La plupart des membres de la famille de Senot sont morts. Elle a survécu à 17 mois à Auschwitz-Birkenau et dans d’autres camps de la mort et est rentrée en France à l’âge de 17 ans, alors qu’elle ne pesait que 32 kilos.
Esther Senot s’exprimait lors d’une manifestation organisée par l’organisation de jeunesse juive Hashomer Hatzaïr, au cours de laquelle des adolescents militants ont établi des parallèles entre ce qui se passe aujourd’hui et la période qui a précédé la Seconde Guerre mondiale. Ils tenaient une pancarte disant « Nous ne laisserons pas l’histoire se répéter ».

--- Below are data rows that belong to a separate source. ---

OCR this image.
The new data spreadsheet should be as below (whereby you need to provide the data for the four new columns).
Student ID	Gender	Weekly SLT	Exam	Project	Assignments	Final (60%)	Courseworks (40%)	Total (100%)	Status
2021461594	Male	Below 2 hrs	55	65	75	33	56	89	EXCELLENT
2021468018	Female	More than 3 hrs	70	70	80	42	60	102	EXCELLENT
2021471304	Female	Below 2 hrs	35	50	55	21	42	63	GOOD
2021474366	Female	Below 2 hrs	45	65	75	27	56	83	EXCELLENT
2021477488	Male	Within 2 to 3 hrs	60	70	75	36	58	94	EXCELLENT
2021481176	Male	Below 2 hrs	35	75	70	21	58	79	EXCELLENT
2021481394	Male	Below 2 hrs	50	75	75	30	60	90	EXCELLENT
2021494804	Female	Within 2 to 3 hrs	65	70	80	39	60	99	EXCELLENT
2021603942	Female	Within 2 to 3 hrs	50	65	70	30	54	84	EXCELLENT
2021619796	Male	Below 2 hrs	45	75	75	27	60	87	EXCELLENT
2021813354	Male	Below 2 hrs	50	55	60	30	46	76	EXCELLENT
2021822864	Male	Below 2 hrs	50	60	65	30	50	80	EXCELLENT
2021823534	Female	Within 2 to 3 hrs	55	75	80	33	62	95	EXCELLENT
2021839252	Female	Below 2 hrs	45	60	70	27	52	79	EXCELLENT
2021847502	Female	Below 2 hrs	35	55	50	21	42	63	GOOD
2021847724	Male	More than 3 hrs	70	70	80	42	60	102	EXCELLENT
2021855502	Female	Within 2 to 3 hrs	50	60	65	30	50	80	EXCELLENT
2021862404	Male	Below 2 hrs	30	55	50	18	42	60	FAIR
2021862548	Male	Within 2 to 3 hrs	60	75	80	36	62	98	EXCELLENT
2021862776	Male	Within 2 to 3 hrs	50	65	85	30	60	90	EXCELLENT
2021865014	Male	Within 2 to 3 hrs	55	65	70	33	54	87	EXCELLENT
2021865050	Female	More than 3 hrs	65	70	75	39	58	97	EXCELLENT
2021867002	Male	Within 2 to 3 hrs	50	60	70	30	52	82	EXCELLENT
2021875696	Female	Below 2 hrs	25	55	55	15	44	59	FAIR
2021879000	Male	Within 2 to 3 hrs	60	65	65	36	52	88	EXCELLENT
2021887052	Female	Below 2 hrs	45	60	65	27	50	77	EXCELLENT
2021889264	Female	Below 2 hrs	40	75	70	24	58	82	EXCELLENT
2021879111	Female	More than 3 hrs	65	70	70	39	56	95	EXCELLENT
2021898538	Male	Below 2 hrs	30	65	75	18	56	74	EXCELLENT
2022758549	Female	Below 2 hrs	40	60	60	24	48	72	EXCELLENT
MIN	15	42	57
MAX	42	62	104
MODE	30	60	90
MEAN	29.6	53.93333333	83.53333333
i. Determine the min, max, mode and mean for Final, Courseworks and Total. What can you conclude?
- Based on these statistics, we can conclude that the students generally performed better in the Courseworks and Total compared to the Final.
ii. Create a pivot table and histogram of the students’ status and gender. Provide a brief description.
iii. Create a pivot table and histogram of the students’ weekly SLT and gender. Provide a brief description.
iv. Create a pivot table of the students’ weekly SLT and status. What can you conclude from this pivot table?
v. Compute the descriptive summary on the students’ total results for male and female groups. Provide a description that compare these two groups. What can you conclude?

Le ministère français de l’Intérieur a déclaré cette semaine que 1 762 actes antisémites avaient été signalés cette année, ainsi que 131 actes anti-musulmans et 564 actes anti-chrétiens. La moitié des actes antisémites sont des graffitis, des affiches ou des banderoles de protestation portant des symboles nazis ou des messages anti-juifs violents. Il s’agit également d’attaques physiques contre des personnes et des sites juifs, ainsi que de menaces en ligne. La plupart ont été enregistrés après l’attaque dévastatrice du Hamas en Israël le 7 octobre, selon le ministère.
L’antisémitisme a explosé dans le monde entier depuis que le Hamas a pris d’assaut, le 7 octobre, les communautés du sud d’Israël sous le couvert de milliers de roquettes. Des milliers de terroristes ont alors tué environ 1 200 personnes, pour la plupart des familles et des participants à un festival de musique, et pris au moins 240 otages. Israël a alors lancé une offensive aérienne et terrestre dans le but d’éliminer le groupe terroriste.
Serge Klarsfeld, chasseur de nazis renommé et responsable des Fils et filles des déportés juifs de France, a noté que la colère contre les actions du gouvernement israélien se mêle souvent à un sentiment antijuif. Bien qu’il soit préoccupé par l’atmosphère actuelle en France, il s’est efforcé de la relativiser.
« Il y a certainement des actes antisémites (en France), mais ils n’ont pas atteint un niveau d’urgence », a-t-il déclaré. Il a exprimé son espoir dans « la sagesse des deux communautés, qui savent la chance qu’elles ont de vivre dans ce pays exceptionnel ».
La France compte des citoyens directement touchés par la guerre : le premier massacre perpétré par le Hamas a tué 40 Français, ce qui fait de la France le pays le plus touché, et le ministre français de la Défense, Sébastien Lecornu, a fait la navette au Moyen-Orient cette semaine pour tenter de négocier la libération de huit citoyens français retenus en otage par le Hamas.
Deux enfants français ont également été tués lors de l’offensive israélienne sur Gaza, selon le ministère français des Affaires étrangères, qui fait pression pour obtenir une aide humanitaire pour les civils de Gaza.
Dimanche, des centaines de stars françaises du spectacle prévoient une marche silencieuse dans le centre de Paris pour appeler à la paix entre Israéliens et Palestiniens. Ils marcheront depuis l’Institut du monde arabe au Musée d’art et d’histoire du judaïsme.
À l’instar de la France et d’autres pays, la Grande-Bretagne a connu des manifestations pour demander un cessez-le-feu chaque week-end depuis le début de la guerre. Des organisateurs d’organisations palestiniennes et de groupes de gauche ont déclaré que des rassemblements et des marches avaient eu lieu dans des dizaines de villes du Royaume-Uni samedi.
Certains ont organisé des sit-in de protestation dans des gares très fréquentées, tandis que des centaines de personnes ont manifesté devant le bureau du leader du parti travailliste de l’opposition, Keir Starmer, dans le nord de Londres. Son refus d’appeler à un cessez-le-feu et son plaidoyer en faveur d’une « pause humanitaire » ont suscité la colère de certains membres du parti de centre-gauche.